Est-ce à dire que cette consolidation (c’est le terme usité) puisse n’avoir pas de bornes, et que la population rurale doive se raréfier indéfiniment ? Non, sans doute. Dans son état actuel, l’Irlande est encore aussi peuplée que la France, proportionnellement à sa surface, et sa population rurale excède encore la nôtre de beaucoup. L’exode n’a eu toute sa force que dans les cinq ans qui ont suivi la famine de 1847. Depuis quinze ans, l’émigration continue, et, après avoir sensiblement baissé, elle a repris dans la dernière période quinquennale une nouvelle intensité ; mais ce fait, qui donne lieu aux plus véhémens commentaires, n’est pas sans compensation.
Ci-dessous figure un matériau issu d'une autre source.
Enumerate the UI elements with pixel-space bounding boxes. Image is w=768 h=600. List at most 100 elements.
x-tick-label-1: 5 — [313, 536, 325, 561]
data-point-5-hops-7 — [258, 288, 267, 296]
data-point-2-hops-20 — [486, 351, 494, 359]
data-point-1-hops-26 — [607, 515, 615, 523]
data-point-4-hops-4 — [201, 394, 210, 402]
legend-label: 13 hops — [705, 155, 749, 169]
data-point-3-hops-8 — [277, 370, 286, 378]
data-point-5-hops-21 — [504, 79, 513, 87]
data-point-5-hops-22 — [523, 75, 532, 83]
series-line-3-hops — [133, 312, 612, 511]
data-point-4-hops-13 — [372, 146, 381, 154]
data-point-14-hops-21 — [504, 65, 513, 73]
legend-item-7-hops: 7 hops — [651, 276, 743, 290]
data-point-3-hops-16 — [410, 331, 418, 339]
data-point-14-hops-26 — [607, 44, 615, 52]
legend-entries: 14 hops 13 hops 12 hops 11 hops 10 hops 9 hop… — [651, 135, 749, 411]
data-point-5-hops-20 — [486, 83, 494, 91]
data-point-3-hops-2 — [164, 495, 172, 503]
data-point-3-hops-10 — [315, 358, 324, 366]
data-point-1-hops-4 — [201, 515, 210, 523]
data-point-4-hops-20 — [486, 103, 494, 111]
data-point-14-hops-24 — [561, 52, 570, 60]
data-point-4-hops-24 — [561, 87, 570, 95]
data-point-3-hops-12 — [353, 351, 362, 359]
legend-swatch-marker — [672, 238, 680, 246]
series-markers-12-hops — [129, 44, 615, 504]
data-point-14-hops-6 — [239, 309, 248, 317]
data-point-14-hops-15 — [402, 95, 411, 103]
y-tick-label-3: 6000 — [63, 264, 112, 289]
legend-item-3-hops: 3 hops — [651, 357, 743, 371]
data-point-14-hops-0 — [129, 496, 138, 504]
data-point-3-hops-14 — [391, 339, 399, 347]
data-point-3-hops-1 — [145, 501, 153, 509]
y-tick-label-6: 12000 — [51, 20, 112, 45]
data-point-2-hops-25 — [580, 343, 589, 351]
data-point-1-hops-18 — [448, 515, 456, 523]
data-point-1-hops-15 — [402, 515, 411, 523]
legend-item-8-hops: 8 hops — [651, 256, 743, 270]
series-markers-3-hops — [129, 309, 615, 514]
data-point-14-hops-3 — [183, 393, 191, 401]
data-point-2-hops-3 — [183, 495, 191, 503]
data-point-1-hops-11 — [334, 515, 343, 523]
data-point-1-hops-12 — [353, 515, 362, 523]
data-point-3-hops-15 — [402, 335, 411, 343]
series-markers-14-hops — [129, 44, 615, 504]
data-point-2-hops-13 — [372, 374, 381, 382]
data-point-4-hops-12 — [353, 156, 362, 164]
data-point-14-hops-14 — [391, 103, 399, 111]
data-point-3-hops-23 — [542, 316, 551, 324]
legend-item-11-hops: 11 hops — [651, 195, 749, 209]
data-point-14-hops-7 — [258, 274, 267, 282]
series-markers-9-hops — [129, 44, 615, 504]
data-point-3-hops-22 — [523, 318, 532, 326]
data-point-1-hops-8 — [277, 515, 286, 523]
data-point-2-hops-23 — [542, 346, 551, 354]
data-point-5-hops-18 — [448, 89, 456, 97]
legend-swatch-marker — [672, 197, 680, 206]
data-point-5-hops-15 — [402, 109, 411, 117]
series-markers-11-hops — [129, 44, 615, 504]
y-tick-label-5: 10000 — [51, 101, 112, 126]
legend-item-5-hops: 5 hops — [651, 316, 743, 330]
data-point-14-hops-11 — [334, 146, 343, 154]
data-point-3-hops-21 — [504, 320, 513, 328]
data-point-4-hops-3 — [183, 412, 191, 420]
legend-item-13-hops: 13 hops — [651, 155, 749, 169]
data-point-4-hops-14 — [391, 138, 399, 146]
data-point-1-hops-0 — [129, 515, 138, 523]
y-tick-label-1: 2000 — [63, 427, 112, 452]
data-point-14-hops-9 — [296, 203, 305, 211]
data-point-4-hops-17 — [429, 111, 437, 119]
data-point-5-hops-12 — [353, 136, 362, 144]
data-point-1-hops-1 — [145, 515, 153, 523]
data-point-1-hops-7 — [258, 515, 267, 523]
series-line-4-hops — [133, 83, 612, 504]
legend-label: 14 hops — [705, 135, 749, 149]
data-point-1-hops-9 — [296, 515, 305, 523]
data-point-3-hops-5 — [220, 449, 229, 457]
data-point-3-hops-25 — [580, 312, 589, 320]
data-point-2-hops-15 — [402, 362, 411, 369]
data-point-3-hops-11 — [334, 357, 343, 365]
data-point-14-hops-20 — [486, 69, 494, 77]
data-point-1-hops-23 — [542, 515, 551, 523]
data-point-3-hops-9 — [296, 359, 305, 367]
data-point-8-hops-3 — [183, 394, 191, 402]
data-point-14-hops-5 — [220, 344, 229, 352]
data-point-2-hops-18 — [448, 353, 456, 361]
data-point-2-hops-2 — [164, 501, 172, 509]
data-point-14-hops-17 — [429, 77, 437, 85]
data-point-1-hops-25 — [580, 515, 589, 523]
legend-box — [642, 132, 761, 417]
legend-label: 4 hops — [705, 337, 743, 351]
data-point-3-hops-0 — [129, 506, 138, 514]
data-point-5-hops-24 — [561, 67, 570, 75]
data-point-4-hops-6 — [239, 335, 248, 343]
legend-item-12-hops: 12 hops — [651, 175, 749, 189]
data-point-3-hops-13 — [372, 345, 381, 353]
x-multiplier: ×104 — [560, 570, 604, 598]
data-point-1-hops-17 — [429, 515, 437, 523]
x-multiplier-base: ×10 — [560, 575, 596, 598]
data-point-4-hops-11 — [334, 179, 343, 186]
Bien que 500,000 émigrans aient quitté l’Irlande depuis cinq ans, la diminution de population n’a été que de 200,000 en tout ; l’excédant des naissances sur les décès, qui est de 60,000 par an pour une population de 5 millions 1/2, a comblé la différence[2]. La hausse continue des salaires achèvera de rétablir l’équilibre. Parmi les symptômes d’un état meilleur, lord Dufferin en cite deux qui ont en effet leur éloquence. Le nombre des pauvres assistés dans les workhouses, qui montait à 167,000 en 1852, n’a plus été dans ces dernières années que de 50,000, et la somme des dépôts versés dans les banques, qui n’était que de 8 millions 1/2 sterling en 1846, s’est élevé à 17 millions sterling (425 millions. de francs)( en 1865. Les épargnes du pays ont doublé malgré la réduction de la population, pendant que le nombre des pauvres diminuait de plus des deux tiers.

Sans doute l’émigration est un remède déplorable, douloureux ; on ne sort pas d’une situation comme celle de l’Irlande sans un suprême effort. Un jour viendra où l’Irlande pourra nourrir, comme l’Angleterre, le double de sa population actuelle ; mais il faut, pour en arriver là, toute une révolution agricole, industrielle et commerciale. De pareils

  1. C’est du moins ce que j’ai trouvé. Les calculs cités plus haut la portent à 75.
  2. La population de l’Irlande étant le septième de la nôtre, l’excédant annuel des naissances sur les décès devrait être en France, dans la même proportion, de 420,000, tandis qu’il est à peine du tiers depuis vingt ans.